In theory, at least, he may have committed a federal crime.

Of course, the odds that Johnson's pay-for-scuff will ever be investigated and prosecuted under the Sports Bribery Act are slim. After all, the Johnson case is now over a decade old. The exact details, included the identities of the cash recipients, will likely never be known. The NFL has given no indication of commencing an inquiry. Too much time has passed and law enforcement has other priorities, like making sure Pittsburgh Steelers players stay out of legal hot water. In a shrewd move regardless of any statute of limitations issue, Johnson has even qualified his remarks in a follow-up interview.

Innocent football? Or mechanism for the corruption of American values and the defilement of Federal law? Photo via Wikimedia Commons

Still, the Act's reemergence in the context of Deflategate highlights how careful athletes, coaches, and team executives should be when opting to seek a clandestine competitive advantage. The law's shadow is vast. While unilateral decisions (e.g. lone wolf locker room attendants) probably fall outside the statute's grasp, the Johnson case illustrates its hypothetical limits. Sports corruption gets more attention when it overlaps with wagering, but manipulation of the non-gambling variety deserves attention, too. U.S. Senators Harry Reid and Dean Heller, both from Nevada, seem to agree.

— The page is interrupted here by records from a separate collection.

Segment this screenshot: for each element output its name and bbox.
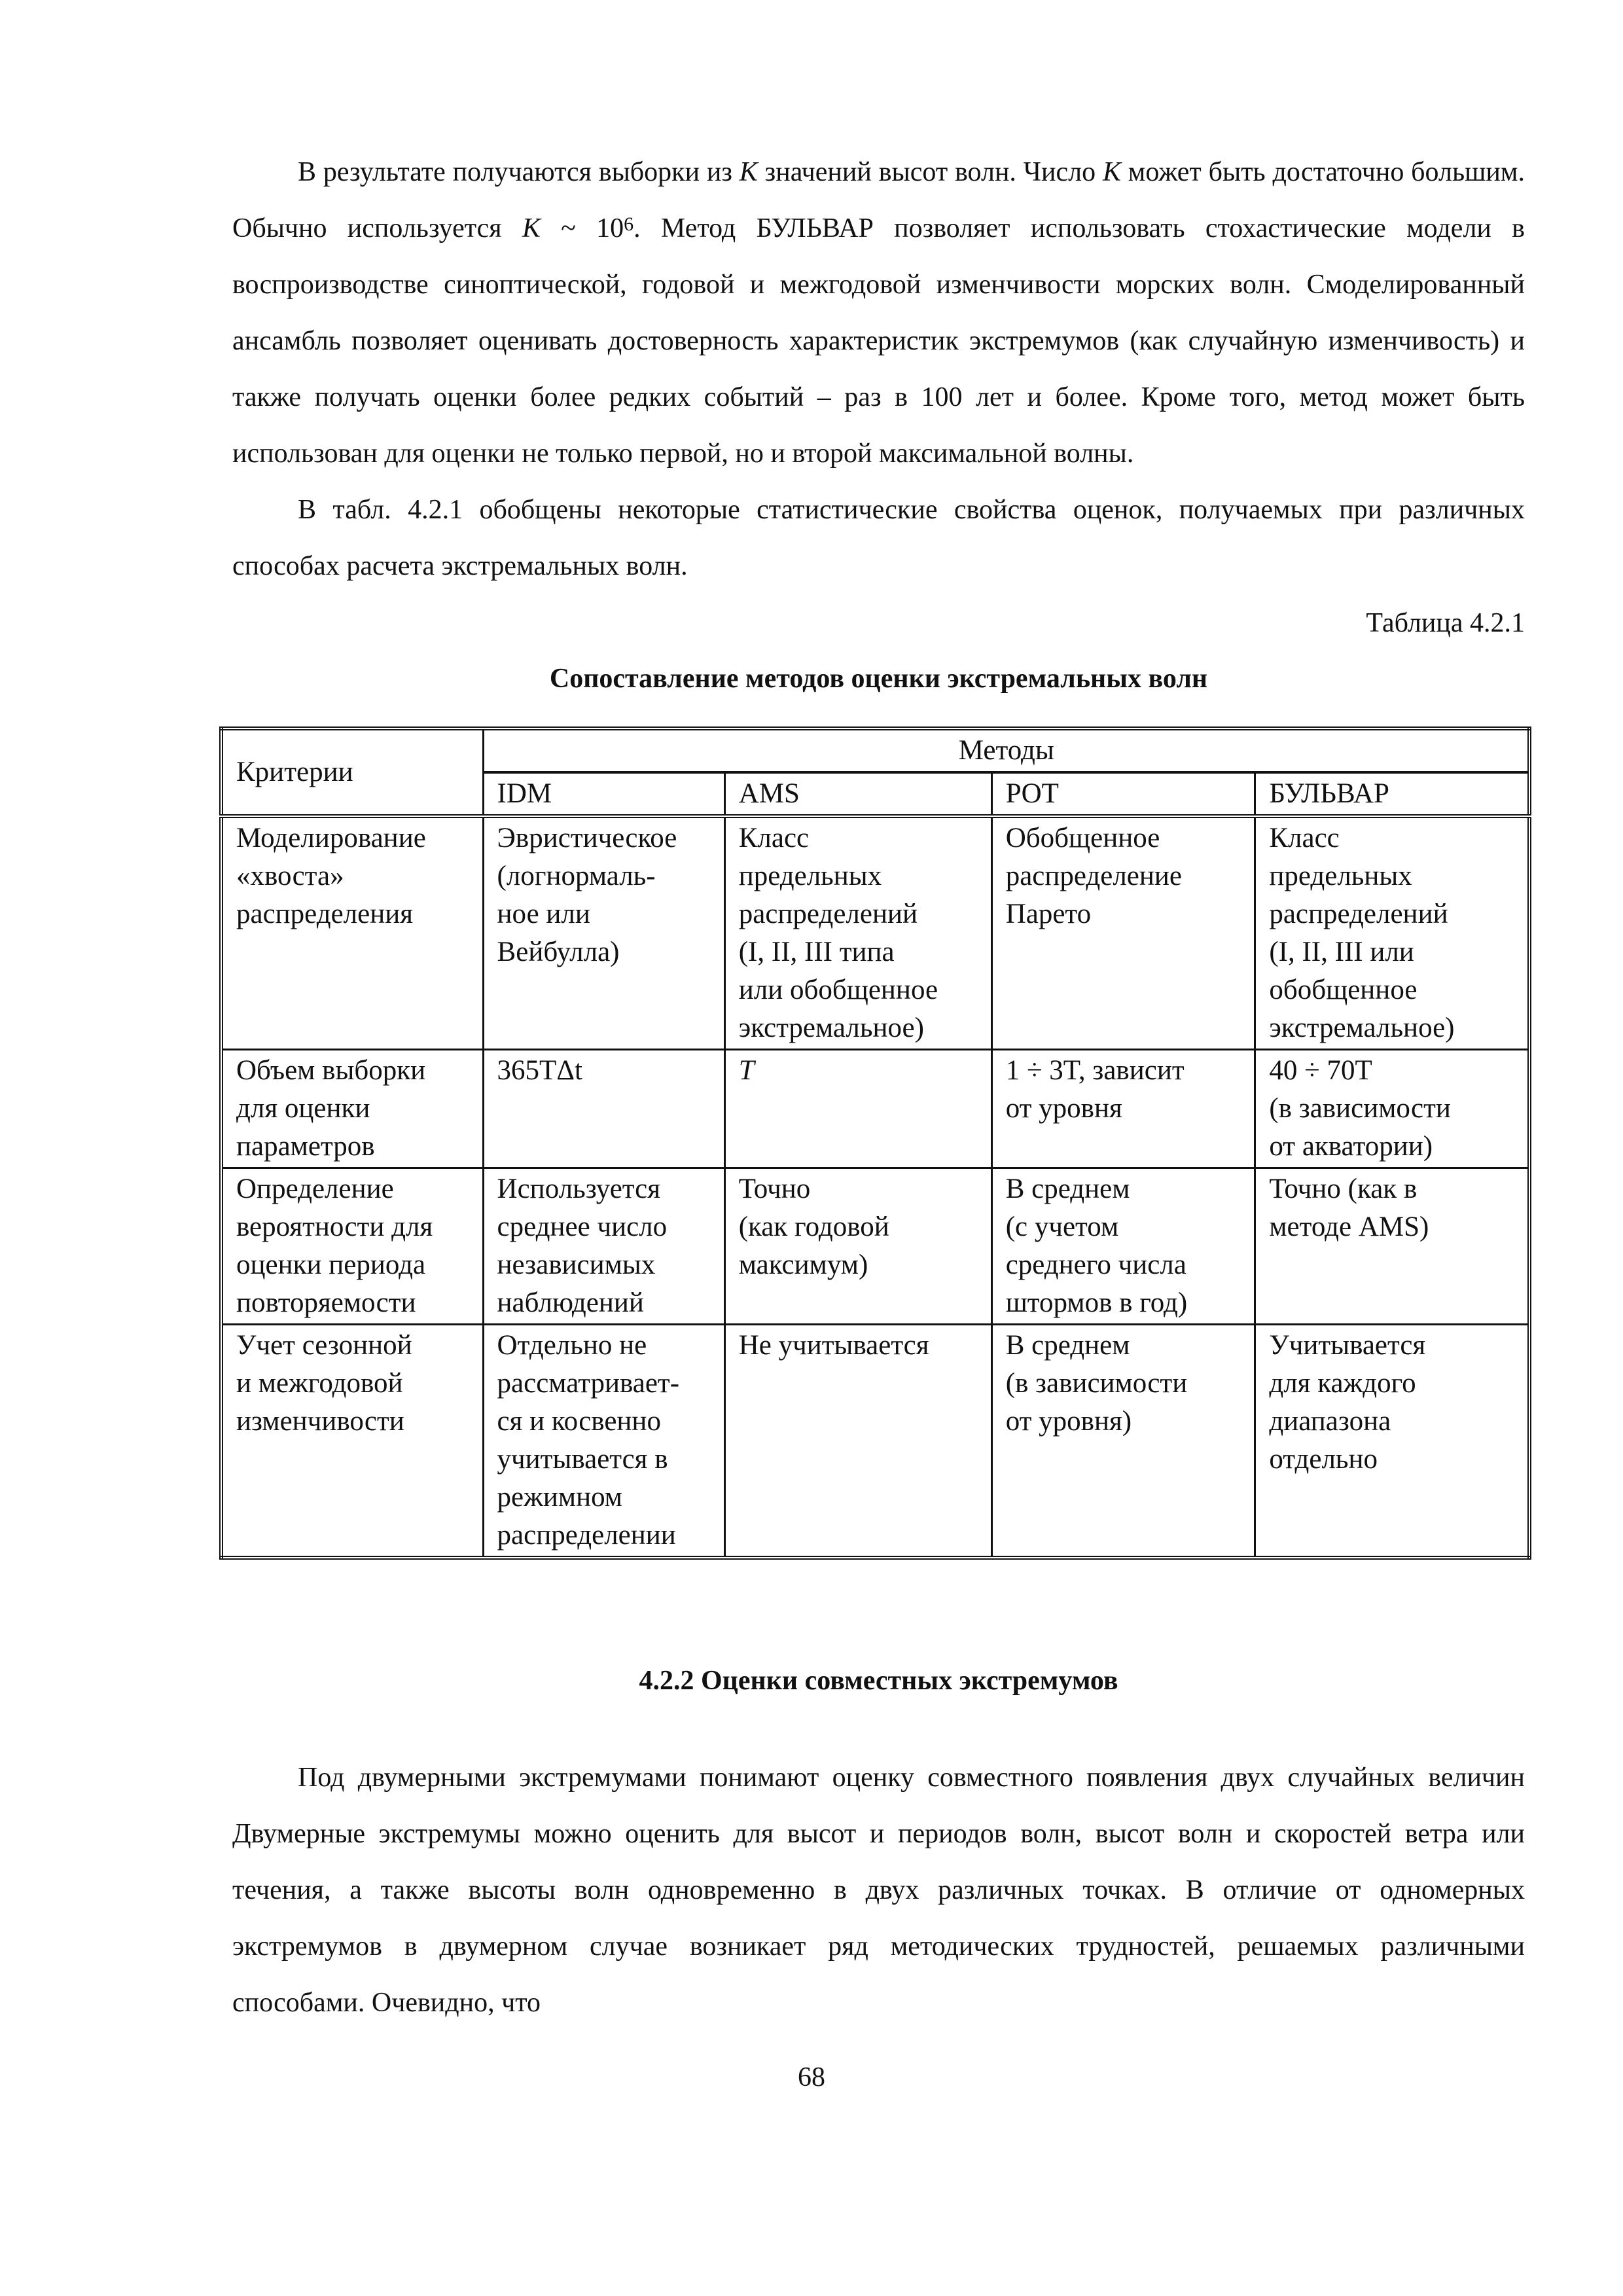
table-cell: Точно (как в методе AMS) — [1255, 1168, 1529, 1325]
paragraph-table-intro: В табл. 4.2.1 обобщены некоторые статистические свойства оценок, получаемых при различных способах расчета экстремальных волн. — [232, 495, 1525, 581]
table-cell: В среднем (в зависимости от уровня) — [991, 1325, 1255, 1558]
header-method-idm: IDM — [483, 772, 724, 816]
table-cell: Точно (как годовой максимум) — [724, 1168, 991, 1325]
criterion-cell: Учет сезонной и межгодовой изменчивости — [221, 1325, 483, 1558]
table-row — [221, 1325, 1529, 1558]
paragraph-text: . Метод БУЛЬВАР позволяет использовать стохастические модели в воспроизводстве синоптической, годовой и межгодовой изменчивости морских волн. Смоделированный ансамбль позволяет оценивать достоверность характеристик экстремумов (как случайную изменчивость) и также получать оценки более редких событий – раз в 100 лет и более. Кроме того, метод может быть использован для оценки не только первой, но и второй максимальной волны. — [232, 213, 1525, 469]
table-cell: 1 ÷ 3T, зависит от уровня — [991, 1050, 1255, 1168]
table-title: Сопоставление методов оценки экстремальных волн — [549, 664, 1208, 694]
table-cell: Учитывается для каждого диапазона отдельно — [1255, 1325, 1529, 1558]
paragraph-text: может быть достаточно большим. Обычно используется — [232, 157, 1525, 243]
header-methods: Методы — [483, 728, 1529, 772]
header-method-bulvar: БУЛЬВАР — [1255, 772, 1529, 816]
paragraph-results — [232, 144, 1525, 482]
paragraph-text: значений высот волн. Число — [757, 157, 1103, 187]
table-cell: 40 ÷ 70T (в зависимости от акватории) — [1255, 1050, 1529, 1168]
header-method-ams: AMS — [724, 772, 991, 816]
table-row — [221, 1050, 1529, 1168]
criterion-cell: Объем выборки для оценки параметров — [221, 1050, 483, 1168]
table-row — [221, 1168, 1529, 1325]
table-cell: Отдельно не рассматривает- ся и косвенно учитывается в режимном распределении — [483, 1325, 724, 1558]
variable-k: K — [739, 157, 758, 187]
table-cell: Класс предельных распределений (I, II, III типа или обобщенное экстремальное) — [724, 816, 991, 1050]
header-method-pot: POT — [991, 772, 1255, 816]
table-cell: В среднем (с учетом среднего числа штормов в год) — [991, 1168, 1255, 1325]
header-criteria: Критерии — [221, 728, 483, 816]
formula-base: ~ 10 — [540, 213, 624, 243]
paragraph-joint-extremes: Под двумерными экстремумами понимают оценку совместного появления двух случайных величин Двумерные экстремумы можно оценить для высот и периодов волн, высот волн и скоростей ветра или течения, а также высоты волн одновременно в двух различных точках. В отличие от одномерных экстремумов в двумерном случае возникает ряд методических трудностей, решаемых различными способами. Очевидно, что — [232, 1763, 1525, 2018]
table-cell: Класс предельных распределений (I, II, III или обобщенное экстремальное) — [1255, 816, 1529, 1050]
paragraph-text: В результате получаются выборки из — [298, 157, 740, 187]
section-title: 4.2.2 Оценки совместных экстремумов — [639, 1666, 1118, 1696]
variable-k: K — [1102, 157, 1121, 187]
table-number: Таблица 4.2.1 — [1366, 608, 1525, 638]
formula — [522, 213, 633, 243]
formula-exponent: 6 — [624, 213, 634, 235]
criterion-cell: Моделирование «хвоста» распределения — [221, 816, 483, 1050]
comparison-table — [219, 726, 1531, 1560]
formula-variable: K — [522, 213, 541, 243]
table-header-row — [221, 728, 1529, 772]
table-cell: T — [724, 1050, 991, 1168]
criterion-cell: Определение вероятности для оценки периода повторяемости — [221, 1168, 483, 1325]
page-number: 68 — [798, 2062, 825, 2092]
table-row — [221, 816, 1529, 1050]
page-content — [232, 144, 1525, 2031]
table-cell: Обобщенное распределение Парето — [991, 816, 1255, 1050]
table-cell: Используется среднее число независимых наблюдений — [483, 1168, 724, 1325]
table-cell: Не учитывается — [724, 1325, 991, 1558]
table-cell: Эвристическое (логнормаль- ное или Вейбулла) — [483, 816, 724, 1050]
table-cell: 365TΔt — [483, 1050, 724, 1168]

With the Super Bowl just days away, Deflategate revelations are coming at a fever pitch. The (hopefully) soon-to-be-revealed facts derived from the NFL's investigation into the scandal could either be profound or cause the entire brouhaha to dissipate. If it's all much ado about nothing, the NFL may have to issue defiant New England owner Robert Kraft an apology; if it turns out the Patriots really did cheat, investigators should take a page from the original "gate"Watergateand follow the money. Because if Brady, Belichick, or a one-armed Pat Patriot paid off a locker room attendant/person of interest to let the air out of the team's footballs, this week's NFL Scandal of the Century could maybe, just maybe, become a federal case. And given Deflategate's ongoing run of complete and utter ludicrousness, wouldn't that be a fitting next step?